Ischemia and reperfusion are natural steps during kidney transplantation, and IRI is considered one of the most important nonspecific factors affecting allograft dysfunction. Transplanted organs experience several episodes of ischemia, in which cold ischemia occurs during allograft storage in preservation solutions.

Even though cold ischemia has been studied extensively, all of the studies have been carried out in vitro and ex vivo models. There is no in vivo model available to examine renal IRI induced solely by cold ischemia.
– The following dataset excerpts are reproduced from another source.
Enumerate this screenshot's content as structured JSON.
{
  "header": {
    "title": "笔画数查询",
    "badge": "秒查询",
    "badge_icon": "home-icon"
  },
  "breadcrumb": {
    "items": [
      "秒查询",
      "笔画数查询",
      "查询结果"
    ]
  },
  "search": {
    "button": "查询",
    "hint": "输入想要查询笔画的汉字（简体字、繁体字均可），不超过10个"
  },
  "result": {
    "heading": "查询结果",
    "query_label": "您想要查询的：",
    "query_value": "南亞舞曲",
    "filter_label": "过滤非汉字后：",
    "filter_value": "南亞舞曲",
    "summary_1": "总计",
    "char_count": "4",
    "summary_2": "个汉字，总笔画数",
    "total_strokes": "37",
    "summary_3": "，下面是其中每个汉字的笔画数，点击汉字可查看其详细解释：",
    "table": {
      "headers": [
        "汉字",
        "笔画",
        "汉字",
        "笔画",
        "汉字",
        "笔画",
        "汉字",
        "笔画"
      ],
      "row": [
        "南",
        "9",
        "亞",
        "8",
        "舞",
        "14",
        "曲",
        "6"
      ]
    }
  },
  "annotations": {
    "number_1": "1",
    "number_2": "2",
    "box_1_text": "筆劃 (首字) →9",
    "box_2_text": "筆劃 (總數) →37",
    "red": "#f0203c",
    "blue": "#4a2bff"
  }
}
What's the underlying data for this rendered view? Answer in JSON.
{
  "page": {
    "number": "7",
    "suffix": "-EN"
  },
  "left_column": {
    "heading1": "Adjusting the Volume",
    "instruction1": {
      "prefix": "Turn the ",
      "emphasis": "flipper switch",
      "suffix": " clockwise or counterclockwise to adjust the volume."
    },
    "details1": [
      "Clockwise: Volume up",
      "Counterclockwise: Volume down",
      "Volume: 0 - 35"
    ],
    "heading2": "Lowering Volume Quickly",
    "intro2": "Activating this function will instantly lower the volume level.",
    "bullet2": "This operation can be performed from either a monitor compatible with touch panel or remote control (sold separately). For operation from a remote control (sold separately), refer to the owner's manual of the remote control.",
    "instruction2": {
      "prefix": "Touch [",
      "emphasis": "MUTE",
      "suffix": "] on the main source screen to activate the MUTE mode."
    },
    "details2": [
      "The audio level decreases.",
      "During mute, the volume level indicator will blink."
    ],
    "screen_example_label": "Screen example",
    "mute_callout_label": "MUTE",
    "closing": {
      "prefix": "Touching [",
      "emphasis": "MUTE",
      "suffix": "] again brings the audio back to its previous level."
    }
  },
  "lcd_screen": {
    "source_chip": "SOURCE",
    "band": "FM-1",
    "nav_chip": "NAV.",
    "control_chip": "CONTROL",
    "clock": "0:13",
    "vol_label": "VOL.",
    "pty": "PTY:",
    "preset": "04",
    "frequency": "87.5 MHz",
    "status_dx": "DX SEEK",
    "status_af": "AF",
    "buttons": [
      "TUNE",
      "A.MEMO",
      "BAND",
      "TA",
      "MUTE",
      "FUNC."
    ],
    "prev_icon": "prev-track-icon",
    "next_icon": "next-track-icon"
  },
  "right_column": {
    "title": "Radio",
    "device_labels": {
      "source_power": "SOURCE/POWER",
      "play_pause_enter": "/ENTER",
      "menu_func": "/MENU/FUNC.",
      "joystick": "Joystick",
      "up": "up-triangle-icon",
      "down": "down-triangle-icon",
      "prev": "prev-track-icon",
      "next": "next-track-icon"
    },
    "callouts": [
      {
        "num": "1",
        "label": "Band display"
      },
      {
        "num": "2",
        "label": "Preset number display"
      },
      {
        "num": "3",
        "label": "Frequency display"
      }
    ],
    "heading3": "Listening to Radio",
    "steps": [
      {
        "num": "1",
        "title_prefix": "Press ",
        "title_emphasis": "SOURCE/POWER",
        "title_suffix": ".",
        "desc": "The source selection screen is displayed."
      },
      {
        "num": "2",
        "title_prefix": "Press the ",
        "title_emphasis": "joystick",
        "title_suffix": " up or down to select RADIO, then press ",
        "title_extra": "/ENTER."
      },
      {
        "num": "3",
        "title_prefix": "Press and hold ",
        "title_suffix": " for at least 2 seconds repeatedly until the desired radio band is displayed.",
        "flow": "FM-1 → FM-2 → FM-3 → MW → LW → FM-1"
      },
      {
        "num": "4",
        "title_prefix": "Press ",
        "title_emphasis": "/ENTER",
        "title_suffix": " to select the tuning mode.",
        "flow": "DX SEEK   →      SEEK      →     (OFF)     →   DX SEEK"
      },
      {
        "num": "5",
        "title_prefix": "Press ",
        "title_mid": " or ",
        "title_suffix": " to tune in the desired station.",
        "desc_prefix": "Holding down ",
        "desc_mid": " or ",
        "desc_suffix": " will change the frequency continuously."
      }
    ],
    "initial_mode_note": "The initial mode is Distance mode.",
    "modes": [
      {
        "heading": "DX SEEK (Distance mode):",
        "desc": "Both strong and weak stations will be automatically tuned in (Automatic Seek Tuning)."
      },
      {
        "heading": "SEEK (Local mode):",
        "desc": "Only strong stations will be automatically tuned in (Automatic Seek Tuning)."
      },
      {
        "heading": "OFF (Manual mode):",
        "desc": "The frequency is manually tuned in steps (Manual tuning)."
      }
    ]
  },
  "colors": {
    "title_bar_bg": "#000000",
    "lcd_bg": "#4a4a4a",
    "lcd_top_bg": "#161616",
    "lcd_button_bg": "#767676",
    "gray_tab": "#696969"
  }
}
In the present study, we developed an in vivo mouse model to study renal IRI induced exclusively by cold ischemia through clamping the renal pedicle for 1 to 5 hours. During the ischemic phase, blood was flushed from the kidney with cold saline through a small opening on the renal vein. The kidney was kept cold in a kidney cup with circulating cooled saline, while the body temperature was maintained at 37℃ during the experiment. The level of kidney injury was evaluated by plasma creatinine, KIM-1, NAGL, GFR, and histology.

Plasma creatinine was significantly increased from 0.15±0.04 mg/dl in the sham group to 1.14±0.21 and 2.65±0.14 mg/dl in 4 and 5-hours ischemia groups at 24 hours after cold IRI. The plasma creatinine in mice with ischemic time <3 hours demonstrated no significant increase compared with sham mice. Changes in KIM-1, NAGL, GFR and histology were similar to plasma creatinine. 65

In summary, we developed and characterized a novel in vivo IRI-induced AKI mouse model exclusively produced by cold ischemia.